~~Ross~~
- Ale... musisz mnie najpierw pocałować.- uśmiechnąłem się łobuzersko.
- Chyba zrezygnuje.- powiedziała onieśmielona.
- Ale ja nie. Nie tym razem.
Pokiwała wolno głową.
Zbliżyłem się do niej jeszcze bardziej.
Położyła ręce na moich ramionach.
- Już jestem twój.- szepnąłem i pocałowałem ją w usta.
Kiedy się od niej odsunąłem zobaczyłem na jej twarzy słodki uśmieszek.
Wywróciłem oczami i przytuliłem ją.
- Kocham cię.- szepnęła.
- Miło, że w końcu to mówisz.
- Przestaniesz wymiotować?
- Nie wymiotuje... na razie.
- Serio?
- Tak.
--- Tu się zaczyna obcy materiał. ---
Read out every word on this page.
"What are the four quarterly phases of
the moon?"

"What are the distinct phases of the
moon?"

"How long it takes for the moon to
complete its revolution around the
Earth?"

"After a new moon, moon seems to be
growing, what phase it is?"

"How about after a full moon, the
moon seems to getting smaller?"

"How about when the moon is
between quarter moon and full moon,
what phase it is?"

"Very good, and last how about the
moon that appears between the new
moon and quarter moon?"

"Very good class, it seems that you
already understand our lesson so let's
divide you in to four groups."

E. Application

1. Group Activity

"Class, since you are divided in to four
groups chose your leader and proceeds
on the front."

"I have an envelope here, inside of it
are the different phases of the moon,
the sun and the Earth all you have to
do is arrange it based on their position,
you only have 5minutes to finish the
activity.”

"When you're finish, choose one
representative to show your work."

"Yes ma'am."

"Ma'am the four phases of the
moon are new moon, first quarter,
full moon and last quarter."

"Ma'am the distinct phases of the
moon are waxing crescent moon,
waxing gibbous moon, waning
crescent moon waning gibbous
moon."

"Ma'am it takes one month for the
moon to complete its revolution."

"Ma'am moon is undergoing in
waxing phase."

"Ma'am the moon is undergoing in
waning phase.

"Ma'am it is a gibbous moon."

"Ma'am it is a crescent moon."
Teraz nic nie jem.- powiedziałem i wtuliłem się w jej szyje.
- Dlaczego?
- Nie wiem... Po prostu...Nie rozmawiajmy teraz o tym.
- Mówisz, że nie chcesz rozmawiać o swojej chorobie?
- To nie choroba.
- To jest choroba.
- To nie jest choroba, to moje życie. Musisz to zrozumieć.
Pokręciła głową.
Odsunąłem się od niej.
- Muszę iść... nie chcę, żeby ojciec dowiedział się, że wyszedłem.
- Okej.- westchnęła.
- Jesteś zła?
- Nie... Po prostu... szkoda, że już idziesz.
- Zobaczymy się jutro.- powiedziałem uspokajającym tonem.
- Okej.
Pocałowałem ją w policzek i wróciłem do domu.
Z racji, że byłem już w piżamie wlazłem pod kołdrę i zasnąłem.
7 sierpień, niedziela
Wstałem z wielkim uśmiechem na twarzy.
- Mam dziewczynę. Mam dziewczynę.- śpiewałem cicho.
Wciąż w piżamie przeszedłem przez okno do MOJEJ DZIEWCZYNY.
Spała.
Usiadłem obok niej i nachyliłem się nad nią.
Dmuchnąłem jej w ucho.
- Mmmm...- mruknęła i złapała się za ucho.
Zaśmiałem się cicho.
- Jeszcze raz mnie tak obudzisz, a cię walne.- mruknęła i zrzuciła mnie z łóżka.
- Au.- jęknąłem.
Natalie się tylko zaśmiała.
Wstałem.
- Nie śmiej się ze mnie.- skarciłem ją.
Usiadła.
- Bo co? Zerwiesz ze mną?- zaśmiała się jeszcze raz.
Na te słowa uśmiech pojawił mi się na twarzy. Nie wiem czemu, ale przez chwilę pomyślałem, że ona uważa, że nie jesteśmy parą.
- Nie zerwę, bo cię kocham.- zaśmiałem się i usiadłem obok niej.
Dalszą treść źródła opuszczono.